Lubbock ISD swears it’s not closing more schools — at least not until fall 2026 — but it’s already warning everyone to brace for impact. After last year’s emotional rollercoaster of shutting down Hodges, Overton, and O.L. Slaton, the district is trying a new tactic: asking for input before it pulls the plug. You know, transparency — the thing they forgot last time.
The numbers aren’t pretty. Enrollment is down 4,000 students in a decade, half the schools are running under capacity, and there’s a $7.6 million hole in the budget. The solution? Town halls, surveys, and a public “dashboard” so you can watch your neighborhood school circle the drain in real time.
Superintendent Kathy Rollo says it’s not 1925 anymore — kids don’t walk to school, parents drive them across town, and apparently everyone wants to transfer. With half the district’s buildings older than your grandparents and birth rates dropping like TAKS scores in May, LISD says it’s time to “reduce the facility footprint.” Translation: fewer schools, bigger crowds, and hopefully less outrage.

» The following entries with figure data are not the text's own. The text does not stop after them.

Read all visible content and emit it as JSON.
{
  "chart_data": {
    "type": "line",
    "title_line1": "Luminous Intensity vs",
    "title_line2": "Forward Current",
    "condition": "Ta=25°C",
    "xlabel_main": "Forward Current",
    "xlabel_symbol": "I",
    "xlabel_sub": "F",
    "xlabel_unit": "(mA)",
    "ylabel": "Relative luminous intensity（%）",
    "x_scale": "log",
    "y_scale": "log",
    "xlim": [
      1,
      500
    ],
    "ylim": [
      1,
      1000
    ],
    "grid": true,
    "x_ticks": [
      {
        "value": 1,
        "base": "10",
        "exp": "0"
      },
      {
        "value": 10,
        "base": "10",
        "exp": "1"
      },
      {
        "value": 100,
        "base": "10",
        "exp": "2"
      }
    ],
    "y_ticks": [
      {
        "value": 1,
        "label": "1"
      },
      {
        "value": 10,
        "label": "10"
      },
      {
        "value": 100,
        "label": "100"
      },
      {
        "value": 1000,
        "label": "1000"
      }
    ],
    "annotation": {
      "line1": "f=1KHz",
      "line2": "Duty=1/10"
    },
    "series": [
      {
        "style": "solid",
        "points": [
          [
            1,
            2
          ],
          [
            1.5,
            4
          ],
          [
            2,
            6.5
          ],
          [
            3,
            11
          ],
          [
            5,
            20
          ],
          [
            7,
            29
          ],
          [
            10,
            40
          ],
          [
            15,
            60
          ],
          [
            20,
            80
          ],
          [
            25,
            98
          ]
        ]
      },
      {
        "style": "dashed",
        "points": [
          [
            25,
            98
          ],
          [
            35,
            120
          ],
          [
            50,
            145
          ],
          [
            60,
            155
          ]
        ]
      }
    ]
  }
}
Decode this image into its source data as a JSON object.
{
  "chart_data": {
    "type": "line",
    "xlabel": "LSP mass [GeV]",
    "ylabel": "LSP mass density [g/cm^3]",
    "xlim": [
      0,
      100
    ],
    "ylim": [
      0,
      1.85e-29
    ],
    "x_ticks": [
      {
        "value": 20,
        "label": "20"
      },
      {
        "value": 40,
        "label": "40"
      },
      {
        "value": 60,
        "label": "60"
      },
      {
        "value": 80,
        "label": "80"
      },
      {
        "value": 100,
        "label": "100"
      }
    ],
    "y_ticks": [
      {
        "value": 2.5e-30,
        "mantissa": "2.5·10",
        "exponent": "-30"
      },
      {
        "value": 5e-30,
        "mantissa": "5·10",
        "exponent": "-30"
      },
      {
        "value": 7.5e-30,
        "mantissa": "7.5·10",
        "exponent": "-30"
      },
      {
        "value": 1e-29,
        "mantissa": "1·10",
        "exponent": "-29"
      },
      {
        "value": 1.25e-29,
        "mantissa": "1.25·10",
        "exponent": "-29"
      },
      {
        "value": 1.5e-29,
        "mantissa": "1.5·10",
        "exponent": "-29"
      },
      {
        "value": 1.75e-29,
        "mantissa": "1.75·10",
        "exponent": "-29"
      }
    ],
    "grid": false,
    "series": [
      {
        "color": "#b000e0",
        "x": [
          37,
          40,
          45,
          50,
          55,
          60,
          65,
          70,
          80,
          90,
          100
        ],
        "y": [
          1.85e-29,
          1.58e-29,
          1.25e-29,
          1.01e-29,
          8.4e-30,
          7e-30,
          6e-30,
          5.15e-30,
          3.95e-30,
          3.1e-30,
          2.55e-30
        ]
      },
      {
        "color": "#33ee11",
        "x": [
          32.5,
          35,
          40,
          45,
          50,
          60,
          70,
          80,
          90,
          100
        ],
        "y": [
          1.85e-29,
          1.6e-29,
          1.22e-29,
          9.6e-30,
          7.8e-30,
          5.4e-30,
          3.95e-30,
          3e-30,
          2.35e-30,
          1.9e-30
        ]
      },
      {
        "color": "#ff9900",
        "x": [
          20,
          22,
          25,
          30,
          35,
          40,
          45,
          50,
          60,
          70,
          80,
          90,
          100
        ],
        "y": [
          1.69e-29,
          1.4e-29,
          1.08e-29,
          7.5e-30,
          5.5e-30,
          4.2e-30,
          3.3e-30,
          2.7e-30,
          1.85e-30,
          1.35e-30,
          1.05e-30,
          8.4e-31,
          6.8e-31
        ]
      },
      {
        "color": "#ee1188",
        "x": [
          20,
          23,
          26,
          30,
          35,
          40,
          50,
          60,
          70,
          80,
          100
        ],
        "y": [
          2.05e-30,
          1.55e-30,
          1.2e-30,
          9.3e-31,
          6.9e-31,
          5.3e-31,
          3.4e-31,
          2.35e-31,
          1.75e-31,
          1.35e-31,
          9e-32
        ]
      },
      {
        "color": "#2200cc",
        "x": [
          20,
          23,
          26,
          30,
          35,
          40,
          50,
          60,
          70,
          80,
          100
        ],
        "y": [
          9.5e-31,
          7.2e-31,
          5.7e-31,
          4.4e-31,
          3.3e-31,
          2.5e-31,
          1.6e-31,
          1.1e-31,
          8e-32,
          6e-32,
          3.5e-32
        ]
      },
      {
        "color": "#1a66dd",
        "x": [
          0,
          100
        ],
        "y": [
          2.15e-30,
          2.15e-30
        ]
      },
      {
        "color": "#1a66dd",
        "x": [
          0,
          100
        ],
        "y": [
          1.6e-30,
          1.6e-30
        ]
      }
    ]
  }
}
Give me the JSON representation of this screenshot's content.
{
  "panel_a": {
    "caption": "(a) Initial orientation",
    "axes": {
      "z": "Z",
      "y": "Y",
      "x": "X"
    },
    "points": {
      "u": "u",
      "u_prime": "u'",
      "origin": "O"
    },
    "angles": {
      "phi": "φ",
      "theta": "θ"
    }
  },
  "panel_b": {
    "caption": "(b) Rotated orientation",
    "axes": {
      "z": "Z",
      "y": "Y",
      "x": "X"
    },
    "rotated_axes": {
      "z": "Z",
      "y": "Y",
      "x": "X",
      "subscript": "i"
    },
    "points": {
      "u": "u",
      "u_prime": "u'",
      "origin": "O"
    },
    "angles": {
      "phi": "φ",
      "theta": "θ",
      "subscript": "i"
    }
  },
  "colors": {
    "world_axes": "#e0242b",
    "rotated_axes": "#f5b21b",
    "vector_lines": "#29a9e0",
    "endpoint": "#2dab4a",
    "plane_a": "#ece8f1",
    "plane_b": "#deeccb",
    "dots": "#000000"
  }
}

Meanwhile, the district’s “sweet spot” for an elementary school is 700 students — because nothing says “personalized learning” like being one of 699 classmates. But hey, at least they’re cutting costs. The International Baccalaureate program at Coronado is gone — a $150,000 savings from the ten kids who dared to think globally.
So, to recap: fewer students, fewer schools, bigger classes, smaller budget. But don’t worry — there’s a survey. What could possibly go wrong?